How to manipulate and organize PDF files in KNIME

I have a PDF file that I upload to KNIME using this script

import pandas as pd
from PyPDF2 import PDFReader
import PyPDF2

Access file path from input data

pdf_file = “C:/Users/aldem/Desktop/New folder/OC08320.pdf”

with open(pdf_file, ‘rb’) as f:
pdf_reader = PdfReader(f)

text = “”
for page in pdf_reader.pages:
text += page.extract_text()

output_table = pd.DataFrame({“Text”: [text]})

But the PDF was left this way

imagen

I would like it to stay this way

As is the original PDF
is that possible?

@Aprins maybe you could provide us with a sample file. If you want to extract tables from a PDF I have this article with code and examples.

1 Like

Thank you very much for the reply

But where I am working I don’t have access to those Python libraries. :sleepy:

Here is some sample of the PDF File
OC083201.pdf (33.4 KB)

@Aprins the result would look like this. Maybe you can find a way to install some Python.
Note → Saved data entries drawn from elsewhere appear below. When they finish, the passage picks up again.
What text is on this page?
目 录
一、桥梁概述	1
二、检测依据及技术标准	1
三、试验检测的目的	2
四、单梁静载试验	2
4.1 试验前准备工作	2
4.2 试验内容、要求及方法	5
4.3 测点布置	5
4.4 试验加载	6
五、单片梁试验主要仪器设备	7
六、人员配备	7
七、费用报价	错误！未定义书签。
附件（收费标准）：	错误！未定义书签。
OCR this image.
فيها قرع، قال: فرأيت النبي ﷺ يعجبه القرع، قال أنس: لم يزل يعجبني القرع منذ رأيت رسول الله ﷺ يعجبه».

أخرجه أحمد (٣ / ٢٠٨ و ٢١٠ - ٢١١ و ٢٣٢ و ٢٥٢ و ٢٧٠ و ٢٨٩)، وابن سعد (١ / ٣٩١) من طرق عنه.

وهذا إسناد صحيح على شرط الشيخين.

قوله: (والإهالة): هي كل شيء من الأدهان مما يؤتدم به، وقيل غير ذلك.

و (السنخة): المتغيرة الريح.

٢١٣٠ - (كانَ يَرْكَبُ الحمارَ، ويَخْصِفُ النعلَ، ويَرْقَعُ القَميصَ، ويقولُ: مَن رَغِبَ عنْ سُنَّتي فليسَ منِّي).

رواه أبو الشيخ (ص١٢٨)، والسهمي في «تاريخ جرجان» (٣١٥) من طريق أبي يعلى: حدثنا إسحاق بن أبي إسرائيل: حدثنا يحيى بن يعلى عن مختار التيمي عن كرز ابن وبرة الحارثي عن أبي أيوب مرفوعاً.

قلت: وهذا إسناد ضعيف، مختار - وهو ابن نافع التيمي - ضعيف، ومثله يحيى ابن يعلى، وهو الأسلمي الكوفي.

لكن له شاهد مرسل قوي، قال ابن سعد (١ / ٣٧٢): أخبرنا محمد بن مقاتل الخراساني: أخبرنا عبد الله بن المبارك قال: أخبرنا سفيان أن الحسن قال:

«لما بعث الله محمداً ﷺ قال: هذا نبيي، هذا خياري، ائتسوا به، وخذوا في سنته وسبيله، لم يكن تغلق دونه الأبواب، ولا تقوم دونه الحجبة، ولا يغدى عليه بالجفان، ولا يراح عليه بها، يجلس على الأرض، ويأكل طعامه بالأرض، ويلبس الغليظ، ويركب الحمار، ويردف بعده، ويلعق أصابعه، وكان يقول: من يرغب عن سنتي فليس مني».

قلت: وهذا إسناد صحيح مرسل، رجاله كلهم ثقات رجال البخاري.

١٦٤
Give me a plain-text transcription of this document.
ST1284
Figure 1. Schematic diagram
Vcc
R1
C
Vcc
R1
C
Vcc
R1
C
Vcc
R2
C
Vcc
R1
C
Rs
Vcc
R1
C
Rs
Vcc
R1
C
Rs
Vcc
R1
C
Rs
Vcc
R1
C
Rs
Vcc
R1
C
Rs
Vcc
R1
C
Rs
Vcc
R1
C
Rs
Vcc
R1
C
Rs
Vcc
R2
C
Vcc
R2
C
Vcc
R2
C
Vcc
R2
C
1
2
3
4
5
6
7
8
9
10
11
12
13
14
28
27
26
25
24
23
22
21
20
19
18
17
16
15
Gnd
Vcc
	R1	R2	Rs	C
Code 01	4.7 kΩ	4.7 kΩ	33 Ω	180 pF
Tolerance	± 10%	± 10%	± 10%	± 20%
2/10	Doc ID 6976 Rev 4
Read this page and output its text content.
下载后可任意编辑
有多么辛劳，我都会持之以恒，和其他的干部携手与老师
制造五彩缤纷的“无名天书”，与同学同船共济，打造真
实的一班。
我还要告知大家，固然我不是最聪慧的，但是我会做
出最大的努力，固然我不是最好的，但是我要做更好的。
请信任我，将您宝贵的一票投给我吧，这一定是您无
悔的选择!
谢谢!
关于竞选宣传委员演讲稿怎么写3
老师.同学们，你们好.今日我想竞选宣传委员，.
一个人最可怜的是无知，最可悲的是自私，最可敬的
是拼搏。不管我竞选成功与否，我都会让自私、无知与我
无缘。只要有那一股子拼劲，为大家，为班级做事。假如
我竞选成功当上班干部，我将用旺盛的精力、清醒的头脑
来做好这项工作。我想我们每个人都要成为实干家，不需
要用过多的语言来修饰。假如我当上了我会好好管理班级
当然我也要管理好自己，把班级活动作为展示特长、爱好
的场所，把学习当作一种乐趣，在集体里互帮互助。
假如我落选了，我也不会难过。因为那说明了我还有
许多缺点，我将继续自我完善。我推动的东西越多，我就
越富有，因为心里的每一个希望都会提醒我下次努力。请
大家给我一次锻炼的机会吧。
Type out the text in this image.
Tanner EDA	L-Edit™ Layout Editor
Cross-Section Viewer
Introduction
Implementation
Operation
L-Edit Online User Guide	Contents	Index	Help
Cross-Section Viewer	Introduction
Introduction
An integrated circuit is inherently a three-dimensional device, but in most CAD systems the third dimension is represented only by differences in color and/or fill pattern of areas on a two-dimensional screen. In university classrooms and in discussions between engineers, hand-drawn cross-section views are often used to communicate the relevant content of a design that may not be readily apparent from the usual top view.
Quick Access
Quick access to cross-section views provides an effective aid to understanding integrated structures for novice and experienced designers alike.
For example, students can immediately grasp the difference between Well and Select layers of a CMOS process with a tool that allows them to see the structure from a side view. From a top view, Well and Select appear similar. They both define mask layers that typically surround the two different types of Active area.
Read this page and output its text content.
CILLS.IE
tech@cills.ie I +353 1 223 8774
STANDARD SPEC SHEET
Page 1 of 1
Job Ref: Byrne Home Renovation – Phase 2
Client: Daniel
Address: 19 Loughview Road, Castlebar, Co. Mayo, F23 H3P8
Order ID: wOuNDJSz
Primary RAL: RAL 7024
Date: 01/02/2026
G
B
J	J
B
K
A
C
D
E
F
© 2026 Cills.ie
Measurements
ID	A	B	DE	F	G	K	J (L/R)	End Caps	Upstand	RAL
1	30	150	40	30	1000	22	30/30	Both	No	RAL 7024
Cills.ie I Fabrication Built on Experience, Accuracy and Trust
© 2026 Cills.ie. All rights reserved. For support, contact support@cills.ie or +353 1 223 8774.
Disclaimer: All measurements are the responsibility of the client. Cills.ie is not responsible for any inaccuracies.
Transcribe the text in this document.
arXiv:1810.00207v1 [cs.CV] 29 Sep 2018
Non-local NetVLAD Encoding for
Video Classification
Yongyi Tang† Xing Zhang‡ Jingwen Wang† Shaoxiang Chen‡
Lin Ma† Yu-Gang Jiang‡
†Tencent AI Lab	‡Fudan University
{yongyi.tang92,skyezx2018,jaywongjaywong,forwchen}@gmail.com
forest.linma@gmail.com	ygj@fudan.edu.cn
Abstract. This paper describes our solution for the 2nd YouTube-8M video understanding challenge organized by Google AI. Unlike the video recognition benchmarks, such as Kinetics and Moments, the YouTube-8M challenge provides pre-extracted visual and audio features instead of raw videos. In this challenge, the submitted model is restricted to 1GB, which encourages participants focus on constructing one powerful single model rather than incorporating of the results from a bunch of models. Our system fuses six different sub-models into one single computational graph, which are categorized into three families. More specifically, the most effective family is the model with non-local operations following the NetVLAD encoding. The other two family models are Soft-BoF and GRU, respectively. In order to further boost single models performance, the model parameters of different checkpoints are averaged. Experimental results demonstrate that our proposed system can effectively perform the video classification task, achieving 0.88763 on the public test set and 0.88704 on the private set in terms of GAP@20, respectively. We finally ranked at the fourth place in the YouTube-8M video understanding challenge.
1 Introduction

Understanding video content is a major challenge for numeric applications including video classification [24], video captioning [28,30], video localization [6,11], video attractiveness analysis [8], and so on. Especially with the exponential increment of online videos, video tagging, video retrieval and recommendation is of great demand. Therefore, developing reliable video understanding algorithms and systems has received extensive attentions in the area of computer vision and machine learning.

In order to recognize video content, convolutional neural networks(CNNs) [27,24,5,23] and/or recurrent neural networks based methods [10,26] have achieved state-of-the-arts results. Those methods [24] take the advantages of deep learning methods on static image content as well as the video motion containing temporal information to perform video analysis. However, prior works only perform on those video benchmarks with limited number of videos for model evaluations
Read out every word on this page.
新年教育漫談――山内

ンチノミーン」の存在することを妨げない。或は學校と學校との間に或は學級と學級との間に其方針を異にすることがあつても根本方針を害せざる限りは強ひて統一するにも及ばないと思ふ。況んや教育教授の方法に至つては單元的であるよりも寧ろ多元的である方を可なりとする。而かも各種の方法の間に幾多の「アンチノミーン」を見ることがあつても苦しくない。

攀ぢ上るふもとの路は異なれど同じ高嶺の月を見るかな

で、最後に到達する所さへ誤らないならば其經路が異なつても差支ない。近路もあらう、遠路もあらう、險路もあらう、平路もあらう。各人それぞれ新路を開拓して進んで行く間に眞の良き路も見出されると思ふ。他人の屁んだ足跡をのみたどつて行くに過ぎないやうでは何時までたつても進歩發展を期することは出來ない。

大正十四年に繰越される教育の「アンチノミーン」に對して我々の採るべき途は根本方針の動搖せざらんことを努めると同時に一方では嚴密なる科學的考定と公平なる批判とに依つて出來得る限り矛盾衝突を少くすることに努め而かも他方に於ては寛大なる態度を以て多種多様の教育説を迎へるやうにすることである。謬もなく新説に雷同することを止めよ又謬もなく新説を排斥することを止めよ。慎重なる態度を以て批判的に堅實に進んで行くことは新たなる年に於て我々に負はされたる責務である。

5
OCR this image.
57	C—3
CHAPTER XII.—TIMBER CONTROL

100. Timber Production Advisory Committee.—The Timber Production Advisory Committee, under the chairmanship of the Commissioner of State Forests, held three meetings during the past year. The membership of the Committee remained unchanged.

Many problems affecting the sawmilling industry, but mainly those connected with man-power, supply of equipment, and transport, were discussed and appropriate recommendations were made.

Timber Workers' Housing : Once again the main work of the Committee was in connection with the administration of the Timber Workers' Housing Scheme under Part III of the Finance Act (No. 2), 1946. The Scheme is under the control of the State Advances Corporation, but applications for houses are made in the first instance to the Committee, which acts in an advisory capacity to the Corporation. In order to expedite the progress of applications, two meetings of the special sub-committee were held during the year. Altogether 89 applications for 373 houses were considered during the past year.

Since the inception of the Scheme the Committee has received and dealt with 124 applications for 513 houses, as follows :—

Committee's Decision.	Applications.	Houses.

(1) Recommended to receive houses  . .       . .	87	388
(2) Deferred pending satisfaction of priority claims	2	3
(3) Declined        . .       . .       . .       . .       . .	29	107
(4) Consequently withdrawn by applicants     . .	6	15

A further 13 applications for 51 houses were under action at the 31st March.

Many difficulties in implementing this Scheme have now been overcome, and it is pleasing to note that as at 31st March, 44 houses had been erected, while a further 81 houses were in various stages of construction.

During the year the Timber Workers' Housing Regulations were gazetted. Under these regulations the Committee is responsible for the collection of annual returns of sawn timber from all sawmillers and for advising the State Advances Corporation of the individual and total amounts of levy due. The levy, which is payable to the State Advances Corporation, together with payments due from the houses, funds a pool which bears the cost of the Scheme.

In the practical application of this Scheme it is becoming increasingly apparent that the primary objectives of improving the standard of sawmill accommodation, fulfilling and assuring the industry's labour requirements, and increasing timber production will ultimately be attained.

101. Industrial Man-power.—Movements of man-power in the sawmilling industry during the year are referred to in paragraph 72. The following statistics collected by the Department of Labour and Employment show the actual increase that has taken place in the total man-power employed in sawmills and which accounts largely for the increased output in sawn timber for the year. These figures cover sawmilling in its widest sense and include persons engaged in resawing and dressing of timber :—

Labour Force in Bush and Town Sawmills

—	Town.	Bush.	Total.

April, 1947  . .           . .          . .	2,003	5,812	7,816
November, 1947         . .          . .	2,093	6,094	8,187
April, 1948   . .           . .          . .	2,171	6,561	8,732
The Tika Parser also found a logo inside the PDF …

PDF - Python package Camelot to extract Text and Tables - KNIME Forum (79188).knwf (241.7 KB)

2 Likes

I have a question, to do all that, do I have to use all that big flow? And the other question, does that work for any PDF?

@Aprins the article should explain how this works. And this would work on all pdfs though they are notoriously complicated structures so it will depend on the specific format. But the Camelot Python package can detect tables and the KNIME setup can help processing them.